Pois eu entendo o mito não como uma "mentira", mas como um símbolo manifesto do inconsciente coletivo, portanto dotado de uma verdade psicológica relevante e autêntica.
Assim como entendo o valor do sentimento religioso como uma realidade psíquica sujeita a uma metodologia de estudo própria e fundamentalmente filosófica, cujo estatuto estaria para a ciência na mesma proporção que a arte, por exemplo.
E, embora os três (o mistério, a ciência e a arte) estejam em perpétuo conflito ideológico, a filosofia não se deixa prender por nenhum de seus parâmetros conceituais, transitando entre eles e servindo como "fio de Ariadne" que põe em contato suas respectivas verdades, aparentemente contraditórias.
O exemplo mais simples é o de que todas as religiões ditas primitivas procuravam explicar certos fenômenos atmosféricos (a chuva, o relâmpago, etc.) através de 'racionalizações' mágicas (e é claro que não se resumiam só a isso, certamente).
Além do mais, no início do pensamento filosófico na Grécia, entre os Pré-socráticos (mais ou menos no século 6 a.C.), o que veio a ser considerado como 'racional' estava ainda vinculado a hipóteses e explicações um tanto quanto 'místicas' na aparência, apesar da maioria destes filósofos poderem já ser considerados como ateus, pelo menos para os padrões da religiosidade oficial grega da época.
Resumindo: a Bíblia e, por extensão, qualquer texto de inspiração religiosa, entre tantos outros produzidos pelas mais diversas culturas na Antiguidade (como, por exemplo, o Alcorão, o Tao Te Ching, os Upanishads, o Bhagavad Gita, etc.), enquanto produtos da cultura humana e material de pesquisa sociológico e antropológico, estão longe de ser inúteis.
Entretanto, há que separar o Antigo do Novo Testamento, com vistas a uma melhor compreensão de ambos.
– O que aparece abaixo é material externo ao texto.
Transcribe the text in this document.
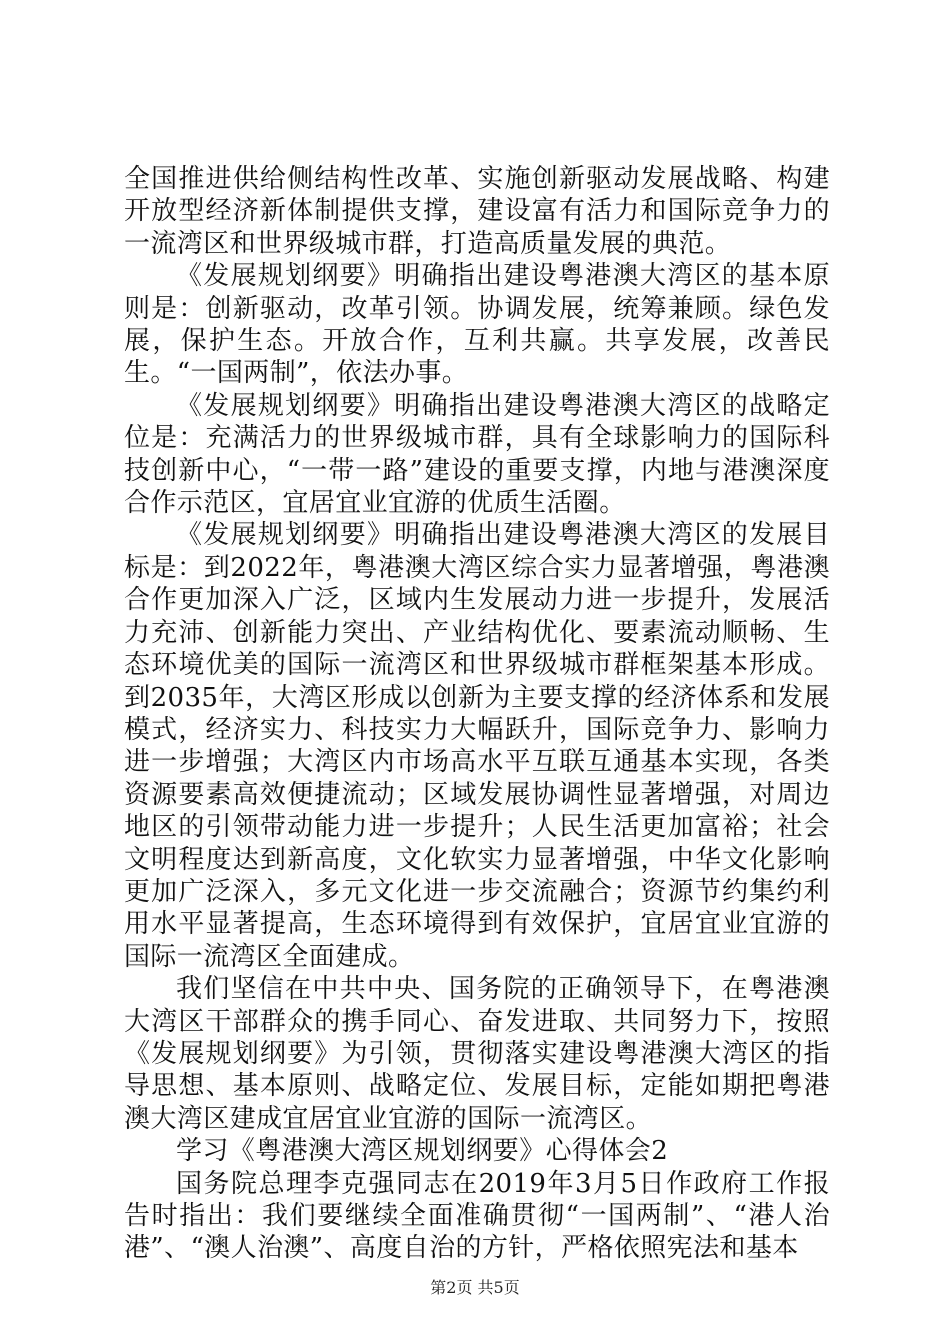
全国推进供给侧结构性改革、实施创新驱动发展战略、构建开放型经济新体制提供支撑，建设富有活力和国际竞争力的一流湾区和世界级城市群，打造高质量发展的典范。

《发展规划纲要》明确指出建设粤港澳大湾区的基本原则是：创新驱动，改革引领。协调发展，统筹兼顾。绿色发展，保护生态。开放合作，互利共赢。共享发展，改善民生。“一国两制”，依法办事。

《发展规划纲要》明确指出建设粤港澳大湾区的战略定位是：充满活力的世界级城市群，具有全球影响力的国际科技创新中心，“一带一路”建设的重要支撑，内地与港澳深度合作示范区，宜居宜业宜游的优质生活圈。

《发展规划纲要》明确指出建设粤港澳大湾区的发展目标是：到2022年，粤港澳大湾区综合实力显著增强，粤港澳合作更加深入广泛，区域内生发展动力进一步提升，发展活力充沛、创新能力突出、产业结构优化、要素流动顺畅、生态环境优美的国际一流湾区和世界级城市群框架基本形成。到2035年，大湾区形成以创新为主要支撑的经济体系和发展模式，经济实力、科技实力大幅跃升，国际竞争力、影响力进一步增强；大湾区内市场高水平互联互通基本实现，各类资源要素高效便捷流动；区域发展协调性显著增强，对周边地区的引领带动能力进一步提升；人民生活更加富裕；社会文明程度达到新高度，文化软实力显著增强，中华文化影响更加广泛深入，多元文化进一步交流融合；资源节约集约利用水平显著提高，生态环境得到有效保护，宜居宜业宜游的国际一流湾区全面建成。

我们坚信在中共中央、国务院的正确领导下，在粤港澳大湾区干部群众的携手同心、奋发进取、共同努力下，按照《发展规划纲要》为引领，贯彻落实建设粤港澳大湾区的指导思想、基本原则、战略定位、发展目标，定能如期把粤港澳大湾区建成宜居宜业宜游的国际一流湾区。

学习《粤港澳大湾区规划纲要》心得体会2

国务院总理李克强同志在2019年3月5日作政府工作报告时指出：我们要继续全面准确贯彻“一国两制”、“港人治港”、“澳人治澳”、高度自治的方针，严格依照宪法和基本

第2页 共5页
No meu entender, se pusermos de lado certas idiossincrasias inevitáveis, é possível argumentar que, nas produções literárias que caracterizam tanto um quanto o outro, estão presentes motivações políticas e religiosas bastante similares, pelo menos a princípio, já que a raiz de muito do que prega o cristianismo e suas derivações seculares, como por exemplo no aspecto da igualdade perante a lei ou da atitude fraternal ante a necessidade dos menos favorecidos, já estar presente no judaísmo, sendo antes uma questão de envolvimento pessoal maior ou menor, decorrente muitas vezes de sutis diferenças de interpretação dadas à lei mosaica pelas diversas facções políticas e religiosas existentes à época da dominação romana na Palestina, quando teria surgido Jesus, que muitos supõe ter sido integrante da seita conhecida como 'essênios', cujos preceitos seriam semelhantes aos que ele teria divulgado.
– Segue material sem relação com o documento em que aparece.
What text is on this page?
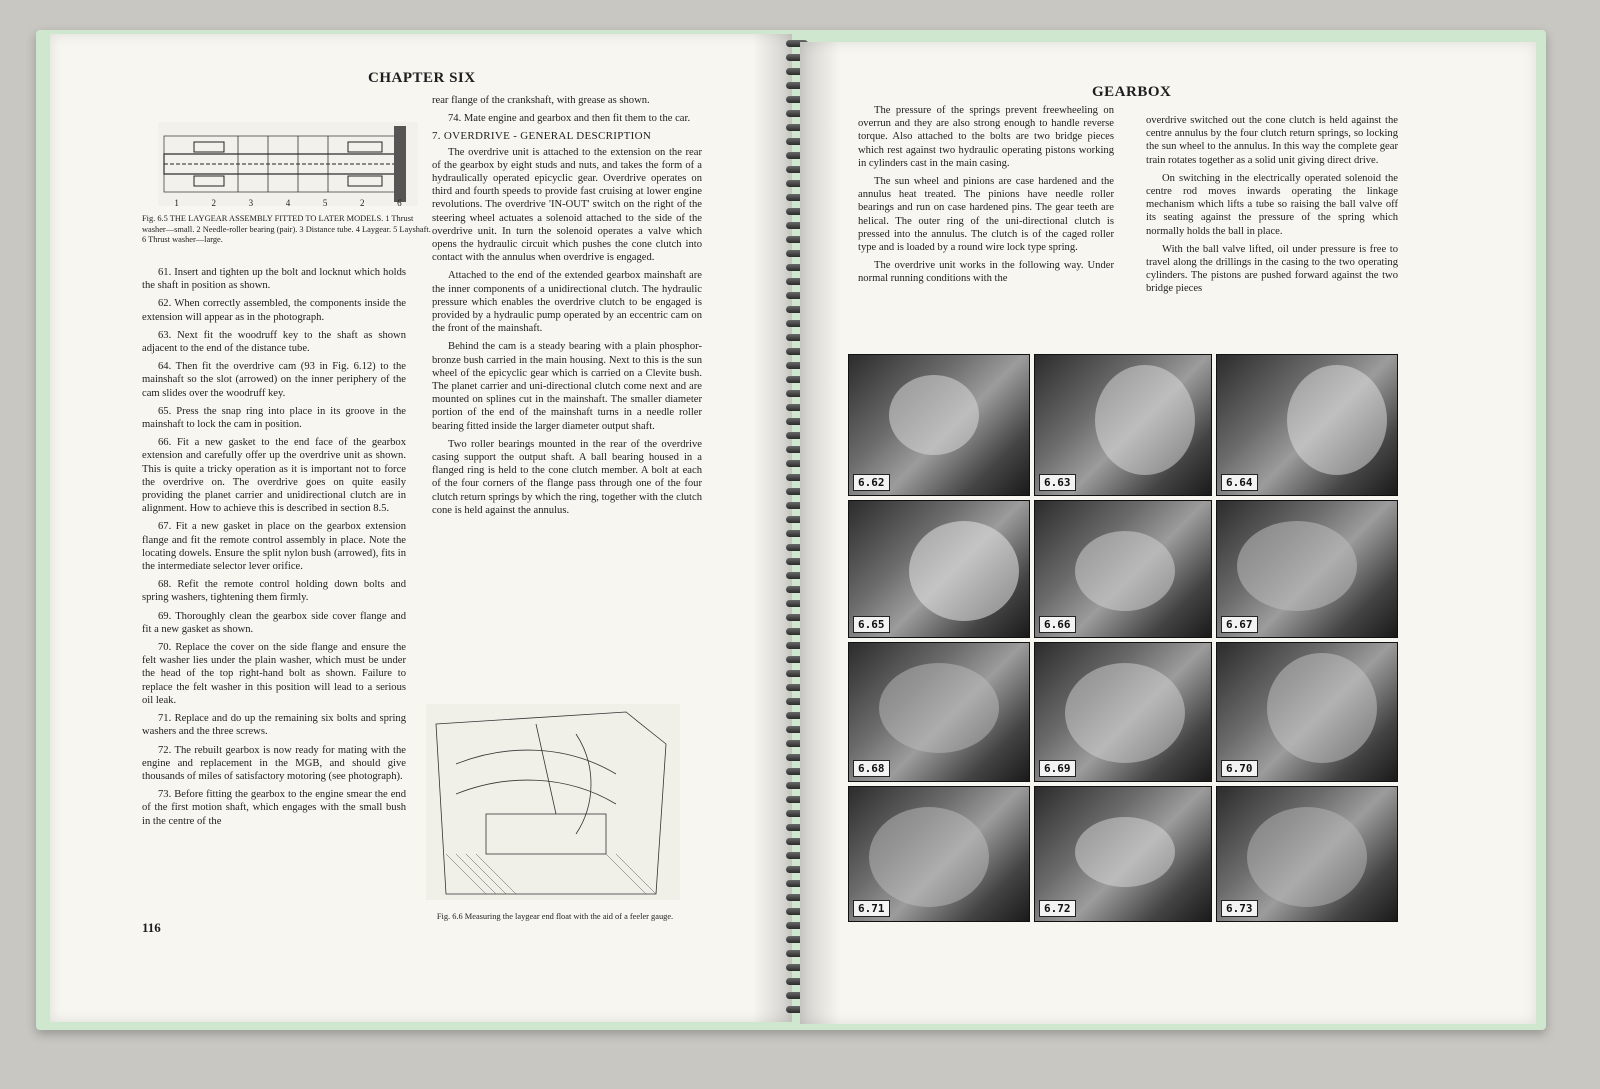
CHAPTER SIX
1	2	3	4	5	2	6
Fig. 6.5 THE LAYGEAR ASSEMBLY FITTED TO LATER MODELS. 1 Thrust washer—small. 2 Needle-roller bearing (pair). 3 Distance tube. 4 Laygear. 5 Layshaft. 6 Thrust washer—large.

61. Insert and tighten up the bolt and locknut which holds the shaft in position as shown.

62. When correctly assembled, the components inside the extension will appear as in the photograph.

63. Next fit the woodruff key to the shaft as shown adjacent to the end of the distance tube.

64. Then fit the overdrive cam (93 in Fig. 6.12) to the mainshaft so the slot (arrowed) on the inner periphery of the cam slides over the woodruff key.

65. Press the snap ring into place in its groove in the mainshaft to lock the cam in position.

66. Fit a new gasket to the end face of the gearbox extension and carefully offer up the overdrive unit as shown. This is quite a tricky operation as it is important not to force the overdrive on. The overdrive goes on quite easily providing the planet carrier and unidirectional clutch are in alignment. How to achieve this is described in section 8.5.

67. Fit a new gasket in place on the gearbox extension flange and fit the remote control assembly in place. Note the locating dowels. Ensure the split nylon bush (arrowed), fits in the intermediate selector lever orifice.

68. Refit the remote control holding down bolts and spring washers, tightening them firmly.

69. Thoroughly clean the gearbox side cover flange and fit a new gasket as shown.

70. Replace the cover on the side flange and ensure the felt washer lies under the plain washer, which must be under the head of the top right-hand bolt as shown. Failure to replace the felt washer in this position will lead to a serious oil leak.

71. Replace and do up the remaining six bolts and spring washers and the three screws.

72. The rebuilt gearbox is now ready for mating with the engine and replacement in the MGB, and should give thousands of miles of satisfactory motoring (see photograph).

73. Before fitting the gearbox to the engine smear the end of the first motion shaft, which engages with the small bush in the centre of the

116

rear flange of the crankshaft, with grease as shown.

74. Mate engine and gearbox and then fit them to the car.

7. OVERDRIVE - GENERAL DESCRIPTION

The overdrive unit is attached to the extension on the rear of the gearbox by eight studs and nuts, and takes the form of a hydraulically operated epicyclic gear. Overdrive operates on third and fourth speeds to provide fast cruising at lower engine revolutions. The overdrive 'IN-OUT' switch on the right of the steering wheel actuates a solenoid attached to the side of the overdrive unit. In turn the solenoid operates a valve which opens the hydraulic circuit which pushes the cone clutch into contact with the annulus when overdrive is engaged.

Attached to the end of the extended gearbox mainshaft are the inner components of a unidirectional clutch. The hydraulic pressure which enables the overdrive clutch to be engaged is provided by a hydraulic pump operated by an eccentric cam on the front of the mainshaft.

Behind the cam is a steady bearing with a plain phosphor-bronze bush carried in the main housing. Next to this is the sun wheel of the epicyclic gear which is carried on a Clevite bush. The planet carrier and uni-directional clutch come next and are mounted on splines cut in the mainshaft. The smaller diameter portion of the end of the mainshaft turns in a needle roller bearing fitted inside the larger diameter output shaft.

Two roller bearings mounted in the rear of the overdrive casing support the output shaft. A ball bearing housed in a flanged ring is held to the cone clutch member. A bolt at each of the four corners of the flange pass through one of the four clutch return springs by which the ring, together with the clutch cone is held against the annulus.

Fig. 6.6 Measuring the laygear end float with the aid of a feeler gauge.
GEARBOX

The pressure of the springs prevent freewheeling on overrun and they are also strong enough to handle reverse torque. Also attached to the bolts are two bridge pieces which rest against two hydraulic operating pistons working in cylinders cast in the main casing.

The sun wheel and pinions are case hardened and the annulus heat treated. The pinions have needle roller bearings and run on case hardened pins. The gear teeth are helical. The outer ring of the uni-directional clutch is pressed into the annulus. The clutch is of the caged roller type and is loaded by a round wire lock type spring.

The overdrive unit works in the following way. Under normal running conditions with the

overdrive switched out the cone clutch is held against the centre annulus by the four clutch return springs, so locking the sun wheel to the annulus. In this way the complete gear train rotates together as a solid unit giving direct drive.

On switching in the electrically operated solenoid the centre rod moves inwards operating the linkage mechanism which lifts a tube so raising the ball valve off its seating against the pressure of the spring which normally holds the ball in place.

With the ball valve lifted, oil under pressure is free to travel along the drillings in the casing to the two operating cylinders. The pistons are pushed forward against the two bridge pieces

6.62	6.63	6.64
6.65	6.66	6.67
6.68	6.69	6.70
6.71	6.72	6.73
Por outro lado, não há como escapar do fato de que os conteúdos simbólicos presentes nos dois Testamentos produziram resultados diferentes, e até certo ponto inusitados e surpreendentes, ao longo da história, que divergem em maior ou menor grau de sua proposta inicial, quando analisadas no contexto de sua inserção e adaptação a outras culturas que não a especificamente judaica.
Nesta perspectiva pode-se dizer que o Antigo Testamento cumpriu seu papel com mais eficiência e durante um tempo maior (apesar de toda sua ambivalência e contradição interna), sendo mais fiel ao que se propunha, ou seja, criar um forte vínculo cultural e étnico que servisse como estímulo psico-social à perseverança diante de antagonismos de todo tipo, enquanto circunscrito aos judeus, reforçado pelo Talmude e por tradições místicas ligadas à Cabala durante a Diáspora, pelo menos até o advento do Holocausto e da criação do estado de Israel.
Além do mais, enquanto fundamento do cristianismo e um dos pilares da civilização ocidental (juntamente com o legado da cultura greco-romana), o Antigo Testamento teve preservado muito de seu simbolismo exterior pelo ‘status quo’ dominante ao longo da história, enquanto que seu simbolismo esotérico foi perpetuado por geração após geração de místicos (inclusive cristãos e muçulmanos) e cultivado zelosamente por instituições semi-clandestinas e fraternidades pseudo-secretas, ao lado de outras tradições arcaicas das mais variadas origens.
Já no caso do Novo Testamento, por mais que este possa ser redimido por uma interpretação que valorize os elementos revolucionários de generosidade e tolerância universais contidos em sua mensagem - o que não é irrelevante, muito pelo contrário, mas, em minha modesta opinião, de aplicação quase impossível, na prática -, não resta dúvida de que o mesmo foi e tem sido, pelo menos desde a promulgação do Édito de Constantino em 321, vítima da mais abjeta deturpação e manipulação possíveis, até o ponto de quase total descaracterização de sua suposta intenção original, cujo cerne seria, penso eu, promover a convivência pacífica e a boa-vontade entre os homens, algo que pouquíssimas vezes (na realidade quase nunca), o cristianismo institucional, seja em sua vertente católica ou protestante, praticou de forma franca e sem subterfúgios.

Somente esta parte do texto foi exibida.